Ceux qui le peuvent traversent la frontière clandestinement pour aller se réfugier dans des zones urbaines. Là, dans une petite maison discrète s’abrite un groupe de jeunes combattants : trois garçons, trois filles avec leur instructeur venus plein d’enthousiasme des grandes villes du pays s’entraîner auprès des armées ethniques. Mais lorsque les avions birmans sont arrivés, ils ont dû renoncer à se battre par manque de moyens, c’est ce que nous avoue le jeune chef de groupe, restaurateur, rappeur à ses heures perdues. "Néo" est son nom de code :

Il fallait que je me batte, on ne pouvait pas se contenter de protester, de manifester. Jamais je n’aurais imaginé que je serais soldat un jour, c’était très loin de ma vie. Mais une fois dans la jungle, on manquait de tout, de chaussettes, de chaussures, il n’y avait même pas assez d’uniformes pour tous les soldats…c’en était à ce point… Pour 40 combattants, on avait 7 fusils… Les munitions, n’en parlons pas : chaque soldat avait le droit à deux balles pendant trois mois. Les responsables politiques nous disaient "Ne vous inquiétez pas les jeunes, on y travaille, quand la bataille commencera vous aurez les armes". C’était des mensonges, la vérité c’est que lorsque la bataille a commencé, on a dû fuir… ça craint, pour un soldat.

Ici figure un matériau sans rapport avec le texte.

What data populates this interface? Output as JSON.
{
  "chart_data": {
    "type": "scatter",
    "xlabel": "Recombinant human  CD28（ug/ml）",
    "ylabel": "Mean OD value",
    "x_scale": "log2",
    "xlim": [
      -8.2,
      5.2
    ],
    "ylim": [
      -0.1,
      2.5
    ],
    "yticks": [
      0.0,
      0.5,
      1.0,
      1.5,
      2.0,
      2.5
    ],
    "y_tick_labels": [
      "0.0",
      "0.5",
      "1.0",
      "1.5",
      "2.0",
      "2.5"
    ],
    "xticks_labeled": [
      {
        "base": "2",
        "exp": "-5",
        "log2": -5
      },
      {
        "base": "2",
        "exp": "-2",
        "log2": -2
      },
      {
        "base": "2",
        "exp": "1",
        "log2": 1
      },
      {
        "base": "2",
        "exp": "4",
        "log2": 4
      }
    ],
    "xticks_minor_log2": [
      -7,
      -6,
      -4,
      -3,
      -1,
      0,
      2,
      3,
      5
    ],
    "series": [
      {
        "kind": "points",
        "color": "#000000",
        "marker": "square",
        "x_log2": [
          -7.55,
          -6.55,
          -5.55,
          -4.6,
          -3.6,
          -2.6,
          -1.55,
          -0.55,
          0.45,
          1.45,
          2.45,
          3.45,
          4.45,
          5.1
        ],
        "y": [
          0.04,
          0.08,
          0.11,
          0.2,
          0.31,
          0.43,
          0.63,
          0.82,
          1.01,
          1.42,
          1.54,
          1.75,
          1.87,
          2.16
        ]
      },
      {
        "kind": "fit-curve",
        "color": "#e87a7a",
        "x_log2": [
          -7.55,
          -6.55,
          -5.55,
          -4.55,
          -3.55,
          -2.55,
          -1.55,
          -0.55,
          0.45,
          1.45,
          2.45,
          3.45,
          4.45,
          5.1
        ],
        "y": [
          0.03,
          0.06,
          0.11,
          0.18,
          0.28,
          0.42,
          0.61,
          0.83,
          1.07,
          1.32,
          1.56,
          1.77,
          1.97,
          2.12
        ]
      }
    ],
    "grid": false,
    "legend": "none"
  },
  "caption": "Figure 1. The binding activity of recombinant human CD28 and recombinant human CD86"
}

L'armée thaïlandaise ne veut pas rendre officiel ces camps

Des jeunes amèrement déçus du manque de soutien de la part du gouvernement central en exil, qui avait pourtant promis d’aider les jeunes combattants. Mais le ministre délégué à l’Énergie Mau Htun Aung se justifie en soulignant que son gouvernement n’est toujours pas reconnu par la communauté internationale :

Nous fonctionnons dans des circonstances extrêmement difficiles. Lorsque vous opérez au niveau international, vous avez absolument besoin d’une reconnaissance officielle. Sans cela, vos comptes en banque peuvent être gelés, toute la logistique doit se faire sous le manteau. C’est vrai, le gouvernement central n’est pas en mesure d’aider les jeunes combattants, ils ont tout à fait le droit d’être déçus, mais c’est aussi lié au fait que nous n’avons reçu aucun soutien de la part des pays démocratiques, qui tout en saluant haut et fort le courage du peuple birman, ne lui apportent aucune aide concrète.

Un an après le coup d'État, Tandis que l’armée birmane gagne du terrain à la frontière, les jeunes combattants veulent y croire encore et essaient de lever des fonds pour acheter des armes et retourner au front, bientôt.